Chapter 5 - The Runaway Luna

11.6K 475 56
                                    

I was lying stiff and cold in the bed, staring at the ceiling with my swollen eyes. My face hurt like a bitch, and I could feel the dried trail of tears running down my cheeks. It felt puffy, everything looked blurred and I felt numb, no senses, no feelings, no emotions. I couldn't sense anything around me, my whole body buzzing, yet calm, and I swear I didn't want to feel so much pain ever again.

Never again.

Liana was lying beside me too, though she looked a lot better than me, probably.

I felt like the ground beneath me was shaking. Was it an earthquake? No. After a few moments, I realized it was Liana who had gotten up and was now shaking me. Her frantic voice felt like it entered one ear and left another, because I couldn't make out a word of what she was saying.

Slowly, ever so slowly, my body felt like it came back to its senses.
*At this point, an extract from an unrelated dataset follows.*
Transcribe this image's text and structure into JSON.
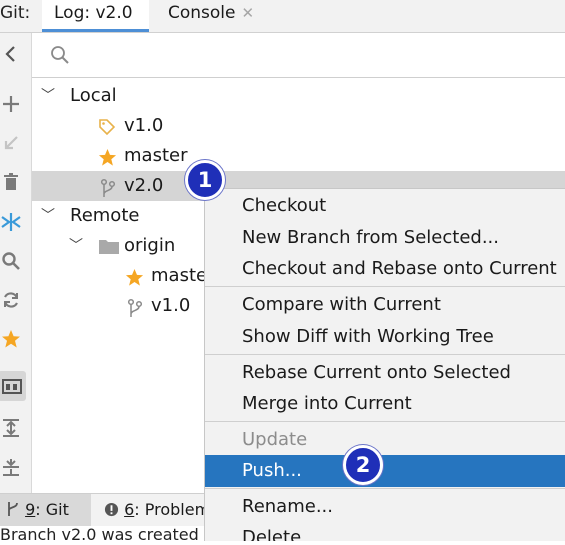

"....Moon, come on, get up. Listen to me, Moon! You have to get up, quick! Moon! Moon! Can you even hear me! Oh goddess! Moon, please wake up, move, twitch, fuck! Just move, Moon!"

I blinked.

I tried to get words out of mouth, but all I could do was move my lips. I tried, summoning all my strength, just to let out one word.

"...Can't..."

"Oh, Moon. I should have known that it would take a toll on you. You've still not acquired your complete strength, and this...this was too much for you. Moon," she shook me urgently, "...can you feel your wolf?"

I mouthed a 'no'.

I couldn't feel her. Not even my pure blood. Both were absent, leaving me empty...lifeless.

"Then bring her back. Do anything you can to bring her back. You both need each other to heal, Moon."

And I gasped loudly when I felt as if all my life and energy came back to me in one go. My senses returned to me, and I felt as if I could move myself.

And I could feel my wolf.

She felt uneasy, I felt uneasy. She definitely didn't like whatever she was feeling, and last night hurt her more than it pained me. I could feel it, the hurt, the pain, the betrayal and fury that my wolf felt, and so did I feel the fury burning my veins.

"Moon, are you okay?"

I looked up at Liana, her eyes full of tenderness, and empathy, as if she could feel what I felt, as if she knew what was going on in my mind right now.

I shook my head as the tears fell, and I curled myself into a small ball, sobbing to myself. It hurt, so badly, it was torturous. Why? Why was it that me and my wolf were tortured and punished when he was the one who was wrong?

"It'll be fine, Moon, it'll be okay once we cross the moonline. Let's escape to the human world for a few days, till everything settles down here." She wrapped her arms around me and rocked me back and forth, kissing the top of my head. I still kept crying in her arms, my heightened emotions refusing to calm down.

I don't want to feel this pain ever again, this pain of his betrayal we suffered. Wasn't it enough for us to have to know that he made another bitch his queen? Do we have to suffer from this pain every time he fucks her?

I don't want to, trust me. But what can we do about it?

I can - I can reject this bond right away. I'm not going to lose my pride and dignity as the real queen for someone who doesn't know my worth.

I gasped, and Liana gasped too.

"What was that, Moon?" She shook me. "Don't tell me!" She gaped in horror, "Your wolf isn't thinking about rejecting Adrian, is she?"